Я развернулась и пошла к двери.
Он не окликнул меня.
Не попросил остановиться.
Только когда моя рука уже легла на холодную металлическую ручку, я услышала за спиной его ровный, чуть усталый голос:
–Мы вернёмся к этому разговору вновь, но уже втроём.
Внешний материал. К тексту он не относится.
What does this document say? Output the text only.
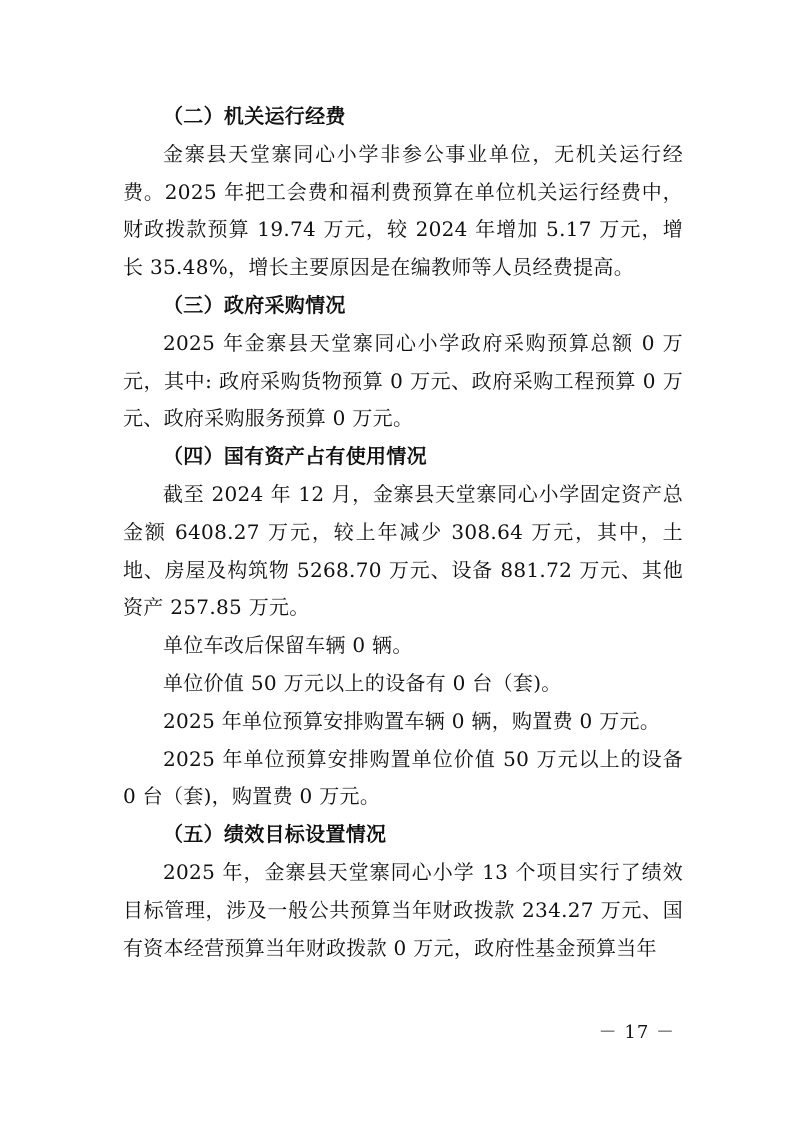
（二）机关运行经费

金寨县天堂寨同心小学非参公事业单位，无机关运行经费。2025 年把工会费和福利费预算在单位机关运行经费中，财政拨款预算 19.74 万元，较 2024 年增加 5.17 万元，增长 35.48%，增长主要原因是在编教师等人员经费提高。

（三）政府采购情况

2025 年金寨县天堂寨同心小学政府采购预算总额 0 万元，其中: 政府采购货物预算 0 万元、政府采购工程预算 0 万元、政府采购服务预算 0 万元。

（四）国有资产占有使用情况

截至 2024 年 12 月，金寨县天堂寨同心小学固定资产总金额 6408.27 万元，较上年减少 308.64 万元，其中，土地、房屋及构筑物 5268.70 万元、设备 881.72 万元、其他资产 257.85 万元。

单位车改后保留车辆 0 辆。

单位价值 50 万元以上的设备有 0 台（套)。

2025 年单位预算安排购置车辆 0 辆，购置费 0 万元。

2025 年单位预算安排购置单位价值 50 万元以上的设备 0 台（套)，购置费 0 万元。

（五）绩效目标设置情况

2025 年，金寨县天堂寨同心小学 13 个项目实行了绩效目标管理，涉及一般公共预算当年财政拨款 234.27 万元、国有资本经营预算当年财政拨款 0 万元，政府性基金预算当年

－ 17 －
Не устраивай сцен.
Я замерла.
Секунду стояла, не оборачиваясь, чувствуя, как ручка холодит ладонь, как в груди бьётся одно единственное слово — «нет».
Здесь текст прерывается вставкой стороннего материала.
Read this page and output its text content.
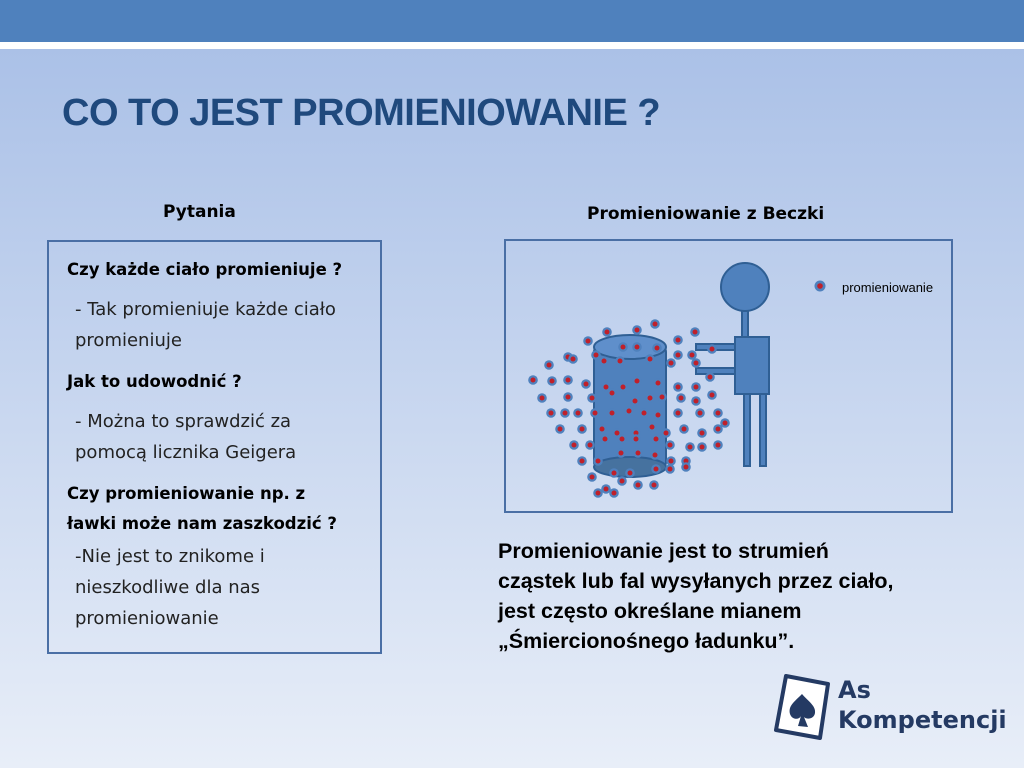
CO TO JEST PROMIENIOWANIE ?
Pytania	Promieniowanie z Beczki

Czy każde ciało promieniuje ?

- Tak promieniuje każde ciało
promieniuje

Jak to udowodnić ?

- Można to sprawdzić za
pomocą licznika Geigera

Czy promieniowanie np. z
ławki może nam zaszkodzić ?

-Nie jest to znikome i
nieszkodliwe dla nas
promieniowanie

promieniowanie

Promieniowanie jest to strumień
cząstek lub fal wysyłanych przez ciało,
jest często określane mianem
„Śmiercionośnego ładunku”.

As
Kompetencji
А потом шагнула за порог и закрыла за собой дверь.
И только в коридоре, уже идя к лестнице, я поняла, что плачу.
Не от обиды, не от злости.
От того, что человек, которого я считала своей защитой, оказался стеной, которая не впускает мой крик.
И я осталась одна — со своим смехом в ушах, со своей правдой, которую никто не хочет слышать.
***
Кабинет пропах табаком, старой кожей кресел и лёгким запахом озона от беспроводной гарнитуры, которую Немцова зажимала плечом, пока её пальцы быстро перебирали бумаги.
Я сидел напротив Фила, боком к Белому, и смотрел на неё, не отрываясь.
Она говорила низким, ровным голосом, почти мурлыкала, но в каждом слове сквозила сталь:
–Нет, вы меня не так поняли, – произносит она в трубку, чуть наклоняя голову – Сокращение процентов — это не обсуждается. Да, я понимаю, что контракт... Нет, не в этом дело. Дело в том, что вы сами подписали дополнительные соглашения, и если мы сейчас пойдём на уступки, то завтра вы попросите ещё.
Она делает паузу, слушает.
А я ловлю себя на том, что задерживаю дыхание.
Когда она говорит, в кабинете меняется давление воздуха, что ли.
Я слушал и думал о том, что сегодня она выглядит... иначе.
Простые чёрные брюки, короткие сапоги на любимых высоких каблуках, конечно же, и дорогой свитер цвета мокрого асфальта.
Свитер сидел на ней свободно, но подчёркивал линию плеч.
Волосы собраны в низкий хвост, ни одной лишней пряди.
Скромно.
Спокойно.
И почему-то от этого спокойствия мне было не по себе.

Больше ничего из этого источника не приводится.